Mr Zero, our antihero, is racist, misogynist, anti-semitic, homophobic. He’s also been replaced by an adding machine after 25 years at his company. So he kills his boss. Everything gets very weird, there’s a visit to a rather tacky afterlife and some dark, raw humour. But it’s a brutal satire on the daily grind and a stylish production.
Everything in Rice’s original play is reduced to its archetype, like the characters named after numbers corresponding to their social standing. Composer Joshua Schmidt and lyricist Jason Loewith go a step further and embed the show’s theme – in this case, numbers and machines –into the music as well as the lyrics.
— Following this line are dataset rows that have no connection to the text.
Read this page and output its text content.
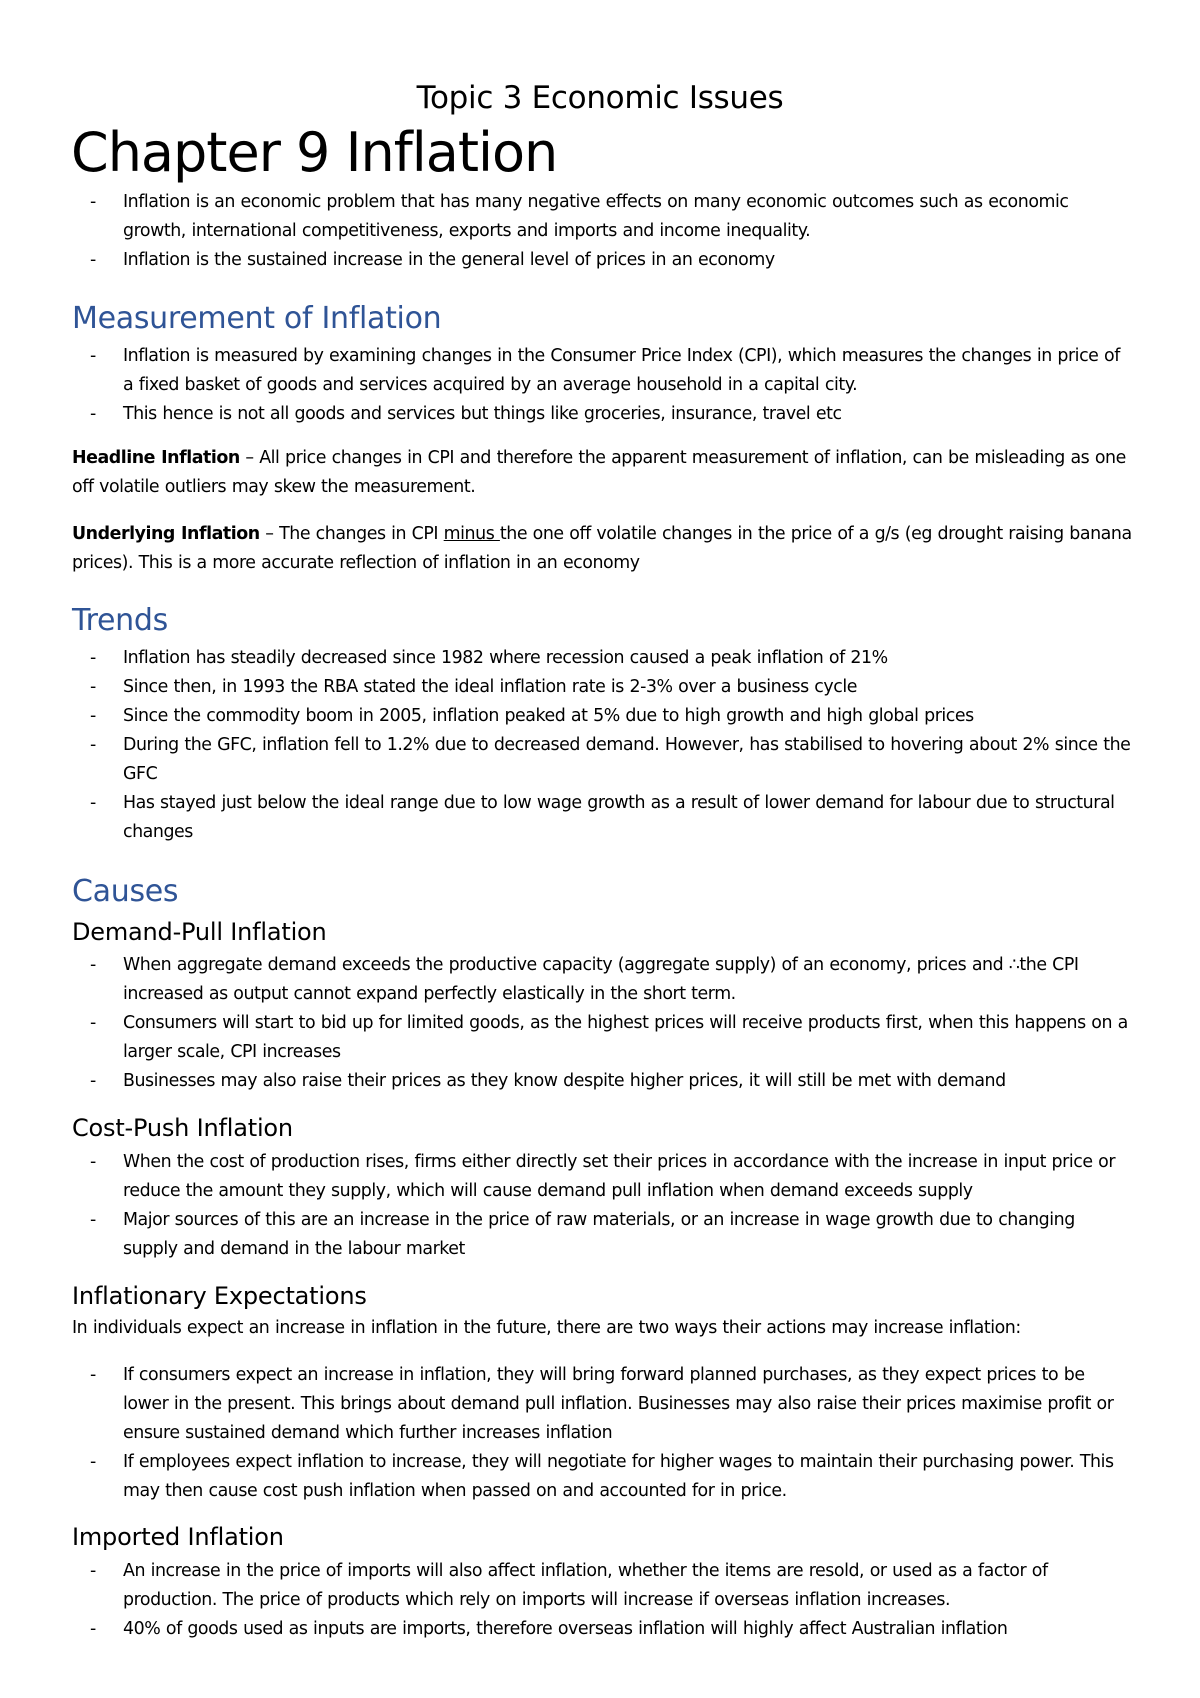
Topic 3 Economic Issues
Chapter 9 Inflation
- Inflation is an economic problem that has many negative effects on many economic outcomes such as economic growth, international competitiveness, exports and imports and income inequality.
- Inflation is the sustained increase in the general level of prices in an economy
Measurement of Inflation
- Inflation is measured by examining changes in the Consumer Price Index (CPI), which measures the changes in price of a fixed basket of goods and services acquired by an average household in a capital city.
- This hence is not all goods and services but things like groceries, insurance, travel etc
Headline Inflation – All price changes in CPI and therefore the apparent measurement of inflation, can be misleading as one off volatile outliers may skew the measurement.
Underlying Inflation – The changes in CPI minus the one off volatile changes in the price of a g/s (eg drought raising banana prices). This is a more accurate reflection of inflation in an economy
Trends
- Inflation has steadily decreased since 1982 where recession caused a peak inflation of 21%
- Since then, in 1993 the RBA stated the ideal inflation rate is 2-3% over a business cycle
- Since the commodity boom in 2005, inflation peaked at 5% due to high growth and high global prices
- During the GFC, inflation fell to 1.2% due to decreased demand. However, has stabilised to hovering about 2% since the GFC
- Has stayed just below the ideal range due to low wage growth as a result of lower demand for labour due to structural changes
Causes
Demand-Pull Inflation
- When aggregate demand exceeds the productive capacity (aggregate supply) of an economy, prices and ∴the CPI increased as output cannot expand perfectly elastically in the short term.
- Consumers will start to bid up for limited goods, as the highest prices will receive products first, when this happens on a larger scale, CPI increases
- Businesses may also raise their prices as they know despite higher prices, it will still be met with demand
Cost-Push Inflation
- When the cost of production rises, firms either directly set their prices in accordance with the increase in input price or reduce the amount they supply, which will cause demand pull inflation when demand exceeds supply
- Major sources of this are an increase in the price of raw materials, or an increase in wage growth due to changing supply and demand in the labour market
Inflationary Expectations
In individuals expect an increase in inflation in the future, there are two ways their actions may increase inflation:
- If consumers expect an increase in inflation, they will bring forward planned purchases, as they expect prices to be lower in the present. This brings about demand pull inflation. Businesses may also raise their prices maximise profit or ensure sustained demand which further increases inflation
- If employees expect inflation to increase, they will negotiate for higher wages to maintain their purchasing power. This may then cause cost push inflation when passed on and accounted for in price.
Imported Inflation
- An increase in the price of imports will also affect inflation, whether the items are resold, or used as a factor of production. The price of products which rely on imports will increase if overseas inflation increases.
- 40% of goods used as inputs are imports, therefore overseas inflation will highly affect Australian inflation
Several songs take the form of rhythmic speech, percussive and repetitive, reflecting the mechanical clanking of the machines that are taking over. Some songs are discordant and operatic, others inspired by jazz and gospel.
Joseph Alessi as Mr Zero bawls tunelessly rather than singing (although it suits his character it’s still jarring), but there’s real power from the rest of the cast, especially when they break into soaring choral harmonies. Edd Campbell Bird stands out particularly as Shrdlu, an unhinged man whom Zero meets on death row. He’s there because he slit his mother’s throat at Sunday lunch, and he sings a song about a leg of lamb. Bird has a precise voice and his transition from piety to insanity is riveting.
Frankie Bradshaw’s desolate design – a solid grey rectangle – unfolds into something spectacular as the show imparts its message: that we take our hells with us, we create our own prisons wherever we go - no redemption, no relief. That shattering truth is revealed in a final eschatological flourish, as the whole sorry cycle begins again. It may sound depressing, and it won’t be to everyone’s taste, but absurdity and surrealism offer light relief and it’s an intense, impressive production.